Working with Companies

Dow Announces Business Strategy for Conservation

Dow will work to incorporate biodiversity and the value of nature into its company-wide goals.

The Nature Conservancy and Dow Chemical Company are working together on a breakthrough collaboration to demonstrate that protecting nature can be a global business strategy – and a corporate priority. Dow and its foundation together have committed $10 million over the next five years to develop tools and demonstrate models for valuing nature in business decisions. With the help of the Conservancy, Dow will work to incorporate biodiversity and the value of nature into its company-wide goals, strategies and objectives. With support from Dow’s foundation, the Conservancy will use lessons learned, collaborative scientific analyses, and its own conservation experience to pursue wide-spread use of these conservation tools by other companies.

Corporate sustainability and offsets of environmental impacts are nothing new. Many companies have an admirable commitment to sustainability: They’re making their products more green; they’re mitigating their environmental footprint; they’re trying to do the right thing every day to waste less and be more efficient. What is new about this collaboration is that one of the world’s largest companies is making a commitment to consider nature when making business decisions. Protecting biodiversity (plants, animals, lands, and water) will now be a company-wide strategy for Dow, factored into its plans, goals, and objectives. It will be a core part of the company’s business model. And could change the way it does business — from the way it manufactures products to what happens on the land it owns.

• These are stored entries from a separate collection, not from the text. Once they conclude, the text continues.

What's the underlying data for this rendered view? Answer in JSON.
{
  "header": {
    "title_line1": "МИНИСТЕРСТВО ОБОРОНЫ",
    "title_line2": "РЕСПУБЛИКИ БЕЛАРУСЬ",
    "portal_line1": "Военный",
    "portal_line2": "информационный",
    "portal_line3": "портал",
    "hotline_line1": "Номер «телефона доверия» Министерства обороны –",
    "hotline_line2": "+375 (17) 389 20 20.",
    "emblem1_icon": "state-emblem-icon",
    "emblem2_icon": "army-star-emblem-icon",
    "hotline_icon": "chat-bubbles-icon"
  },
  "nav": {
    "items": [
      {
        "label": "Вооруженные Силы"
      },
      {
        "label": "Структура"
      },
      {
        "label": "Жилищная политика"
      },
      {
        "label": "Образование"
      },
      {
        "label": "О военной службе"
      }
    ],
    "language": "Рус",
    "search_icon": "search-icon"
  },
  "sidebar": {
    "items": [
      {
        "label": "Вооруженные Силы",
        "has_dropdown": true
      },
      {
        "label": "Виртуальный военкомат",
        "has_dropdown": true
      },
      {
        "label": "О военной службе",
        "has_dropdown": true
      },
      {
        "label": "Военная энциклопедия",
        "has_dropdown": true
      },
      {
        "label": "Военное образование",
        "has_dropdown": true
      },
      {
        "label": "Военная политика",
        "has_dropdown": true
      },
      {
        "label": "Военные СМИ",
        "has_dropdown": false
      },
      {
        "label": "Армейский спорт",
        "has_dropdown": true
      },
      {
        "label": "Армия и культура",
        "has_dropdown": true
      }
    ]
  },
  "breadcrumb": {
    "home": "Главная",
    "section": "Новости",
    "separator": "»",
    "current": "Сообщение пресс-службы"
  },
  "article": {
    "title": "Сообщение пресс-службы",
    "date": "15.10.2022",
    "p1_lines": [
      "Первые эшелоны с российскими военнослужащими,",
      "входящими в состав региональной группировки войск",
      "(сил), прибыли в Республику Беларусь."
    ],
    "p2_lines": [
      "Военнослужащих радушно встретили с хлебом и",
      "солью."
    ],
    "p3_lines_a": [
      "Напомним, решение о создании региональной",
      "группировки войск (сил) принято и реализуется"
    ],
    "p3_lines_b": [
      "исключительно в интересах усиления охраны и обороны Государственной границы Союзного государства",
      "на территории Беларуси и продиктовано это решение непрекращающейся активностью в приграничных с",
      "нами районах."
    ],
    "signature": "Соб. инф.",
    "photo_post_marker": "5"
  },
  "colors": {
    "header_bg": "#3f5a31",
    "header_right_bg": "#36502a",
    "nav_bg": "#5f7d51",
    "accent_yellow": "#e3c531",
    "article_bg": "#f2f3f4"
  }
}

For years, people and industries have calculated the return on investment of other inputs but this effort will help determine the return of an investment in conservation. For example, seafood, lumber, and clean drinking water are important – and their respective industries are highly valued. Now, the Nature Conservancy and Dow will try to show how important it is to also value the nature that provides for those industries: the oceans that provide the fish; the forests that provide the trees; and the rivers that provide the fresh water. Through this collaboration the Conservancy hopes to put these values into business decisions, and ideally, Dow’s example will impact other corporations and nonprofits by proving that environmental conservation isn’t just good for nature; it can be good for business, too.

Goals for the Collaboration

The Nature Conservancy will work with support from Dow and its foundation to, first, help recognize, value and incorporate nature into its business decisions and strategies, at the site and corporate levels. This collaboration will help reduce the loss of biodiversity and help sustain natural areas – lakes, rivers, oceans, forests, lands – so they can thrive and continue to benefit people.

We hope that the results of this collaboration will also demonstrate to other organizations and companies that incorporating the value of nature into business decisions is a responsible, smart and viable business strategy.

We expect the learnings and outcomes of this collaboration to influence the actions and business strategies of other companies, and plan to share tools and lessons learned publicly. In fact, one of the major objectives of this collaboration is to publish peer-reviewed science and convene leaders in this field to discuss, analyze, and learn from our efforts.

Conservation Highlights

The Dow Chemical Company Foundation has provided philanthropic support for the Conservancy’s work in both Michigan and Brazil.

Some highlights include:

  • The Nature Conservancy, in partnership with the SABESP, the São Paulo State Environmental Agency (SMA–SP), and Piracaia Municipality, and with a $1.5M, three year grant from Dow Chemical Company and its Foundation, are implementing the Cachoeira Restoration Project in one of the six main reservoirs of the Cantareira Water System. The goals of this project include restoring 865 acres near the reservoir; creating a fund based on the sale of carbon offsets; reducing carbon dioxide emissions with the protection of trees; and creating new jobs and income for local people.
  • In addition, the foundation has also supported the Conservancy’s work on the ground in Michigan.
  • Dow has also been a member of the Conservancy’s International Leadership Council, a forum for engaging some of the world’s largest companies in biodiversity conservation—to share conservation information, expertise and ideas.